In seeking summary judgment, Galindo did not show the representation of Laclette had been fulfilled and that all agreed tasks for which Laclette retained Galindo had been completed. (Gonzalez, supra, 140 Cal.App.4th at p. 28.) Galindo merely showed there had been no contact between Galindo and Laclette between January 25, 2005, the date of the second settlement, and February 9, 2007, the date Laclette commenced the instant action.

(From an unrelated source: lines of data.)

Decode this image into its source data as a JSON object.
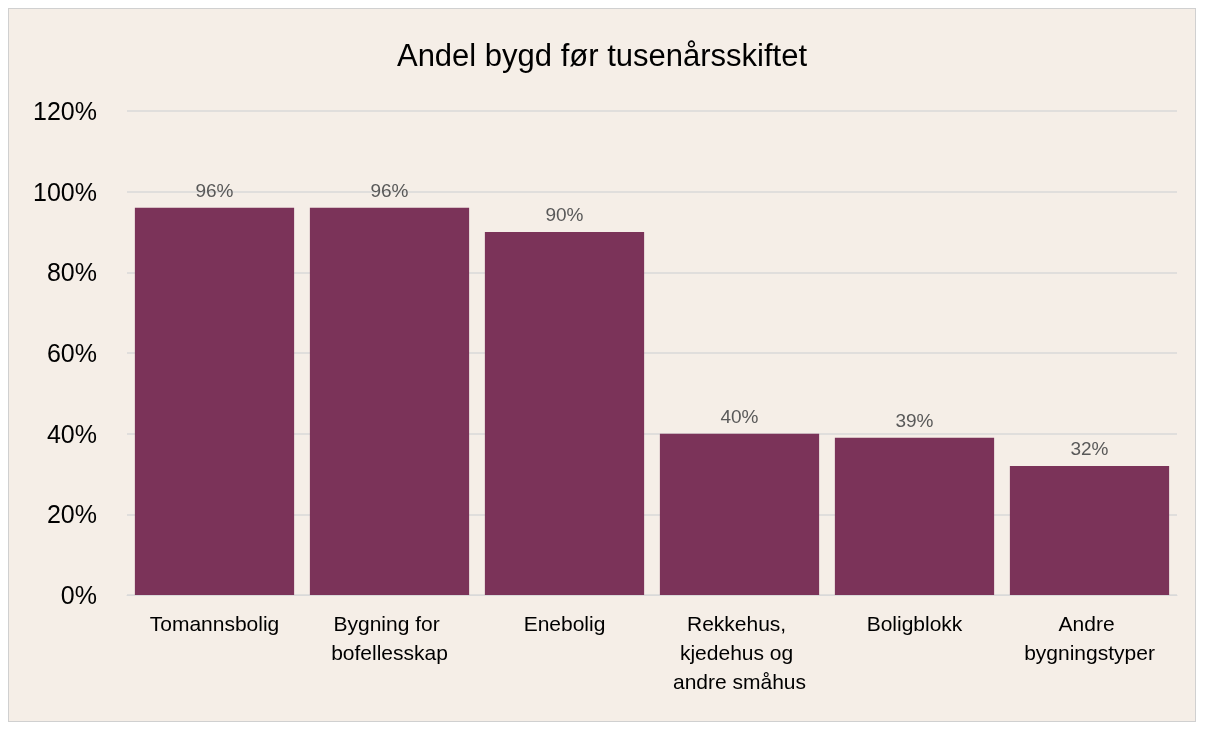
{
  "chart_data": {
    "type": "bar",
    "title": "Andel bygd før tusenårsskiftet",
    "categories": [
      "Tomannsbolig",
      "Bygning for bofellesskap",
      "Enebolig",
      "Rekkehus, kjedehus og andre småhus",
      "Boligblokk",
      "Andre bygningstyper"
    ],
    "values": [
      96,
      96,
      90,
      40,
      39,
      32
    ],
    "value_labels": [
      "96%",
      "96%",
      "90%",
      "40%",
      "39%",
      "32%"
    ],
    "color": "#7b3359",
    "ylim": [
      0,
      120
    ],
    "yticks": [
      {
        "value": 0,
        "label": "0%"
      },
      {
        "value": 20,
        "label": "20%"
      },
      {
        "value": 40,
        "label": "40%"
      },
      {
        "value": 60,
        "label": "60%"
      },
      {
        "value": 80,
        "label": "80%"
      },
      {
        "value": 100,
        "label": "100%"
      },
      {
        "value": 120,
        "label": "120%"
      }
    ],
    "grid": "y"
  }
}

Irrespective of the lack of contact between Galindo and Laclette during said two-year period, the evidence established the following: the trial court retained jurisdiction over the Laclette/Ramirez settlement; the settlement obligated Laclette to pay Ramirez $175,000 at the rate of $3,500 per month; Laclette was paying the installments as agreed; and Galindo remained Laclette's counsel of record.*fn4

Given these circumstances, and objectively viewing continuous representation from the client's perspective, we cannot say as a matter of law that Laclette could not reasonably expect Galindo to represent her in the event of issues arising concerning the performance of the settlement. We reject Galindo's theory that the two-year hiatus, when no legal services were required of Galindo with respect to the settlement agreement, necessarily had the effect of implicitly terminating Galindo's representation of Laclette.

Rubenstein v. Barnes, supra, 195 Cal.App.3d 276, which the trial court found dispositive, is plainly distinguishable. There, "in a deposition, appellant admitted that after the one discussion about late payments, she never asked [counsel] to do anything further in connection with the dissolution, and that after the final decree was entered, she considered that 'it was over. That was it.' She admitted that after the dissolution had concluded, she understood [counsel] had concluded his representation of her concerning that matter." (Id. at pp. 283-284, italics added.) Thus, in Rubenstein, it was undisputed the agreed tasks or events had occurred (see Lockley v. Law Office of Cantrel, Green, Pekich, Cruz & McCort, supra, 91 Cal.App.4th at pp. 887-888), so as to end the attorney's representation of the client. Here, in contrast, that essential fact was not established on the motion for summary judgment.*fn5

DISPOSITION

The judgment is reversed. Laclette shall recover costs on appeal.

We concur: CROSKEY, J., KITCHING, J.